Three Short Talks from Prof. Daniel Weller's Group07 Oct 2019
- Date: Friday October 11, 2019
- Time: 12:00PM
- Location: Rice 242
Title: Optimizing regularization parameters of image processing algorithms through machine learning
Speaker: Tanjin Taher Toma
Abstract: In image and video processing problems (e.g., enhancement, reconstruction, segmentation, etc.), algorithms often have regularization parameters that need to be set appropriately to obtain good results. Existing automatic parameter selection techniques are mostly iterative and often relies on a predetermined image metric (such as, image quality, or risk estimate) to estimate parameter value. In this talk, we discuss our convolutional neural network approach for direct parameter estimation that demonstrates effectiveness over existing methods.
Title: Myocardial T1 mapping with convolutional neural networks
Speaker: Haris Jeelani
Abstract: The longitudinal relaxation time (T1) of the hydrogen protons in the heart wall can be used as an indicator for a variety of pathological conditions. Traditionally, a pixel-wise nonlinear model fitting sensitive to noise is used to obtain T1 maps. As discussed in my previous AIML talk, to increase the noise robustness we were using a convolutional neural network framework (DeepT1).
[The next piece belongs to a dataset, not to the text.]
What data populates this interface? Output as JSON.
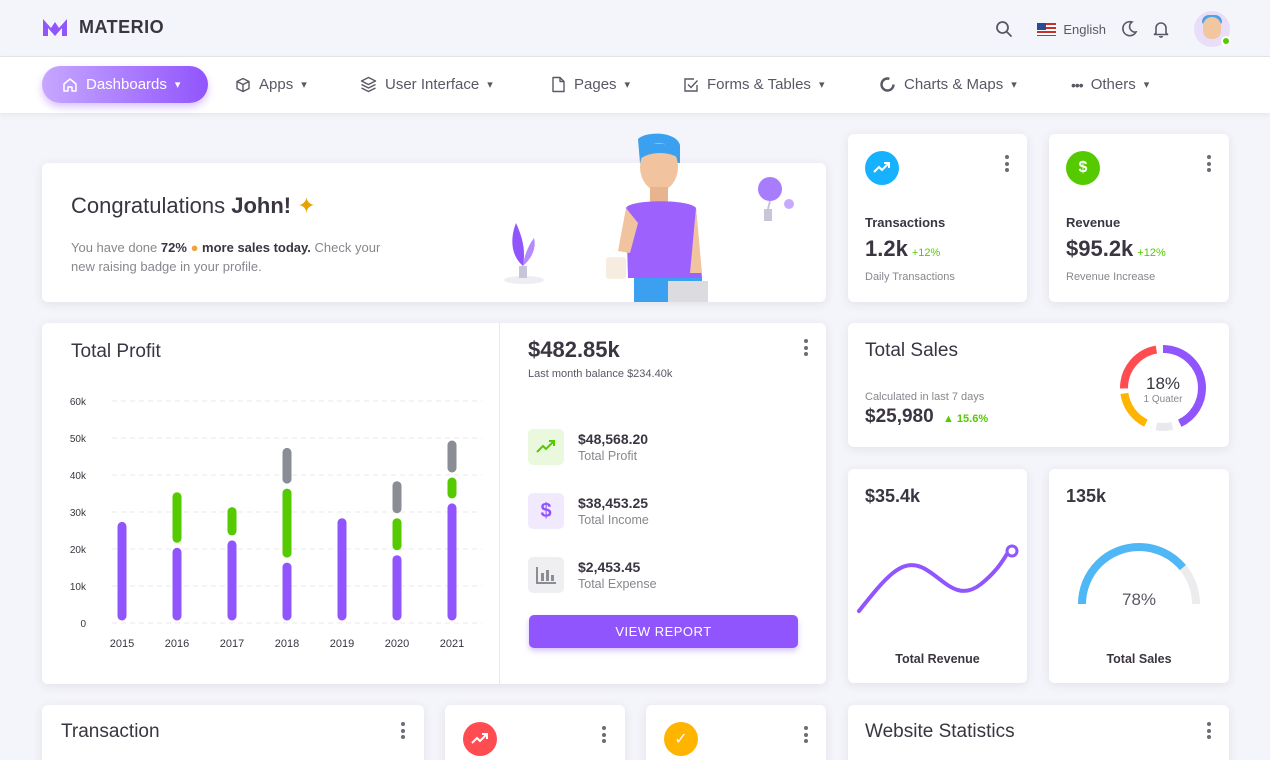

In this talk I will discuss the updates we made to our DeepT1 framework. The updated model includes a recurrent and a U-net model to improve the performance of T1-map estimation. This is joint work work Dr. Michael Salerno and Dr. Christopher Kramer (Cardiology) and Dr. Yang Yang (now, Mount Sinai School of Medicine).
Title: Examining Working Memory Representations for Neural Networks Trained to Play Games
Speaker: Tyler Spears (supervised by Per Sederberg, Psychology)
Abstract: The current success of deep learning is owed, in no small part, to the field’s roots in cognitive neuroscience. In this work, we examine the properties of several human-based models of working memory (WM), and analyze their computational utility when combined with deep neural networks. We then put forth the Scale-Invariant Temporal History (SITH) model, an applied variant of a WM model recently proposed in the cognitive neuroscience literature. Finally, we discuss future applications of SITH in artificial intelligence, as well as the future of neurally-inspired machine learning methods. This work was supervised by Prof. Per Sederberg (Psychology).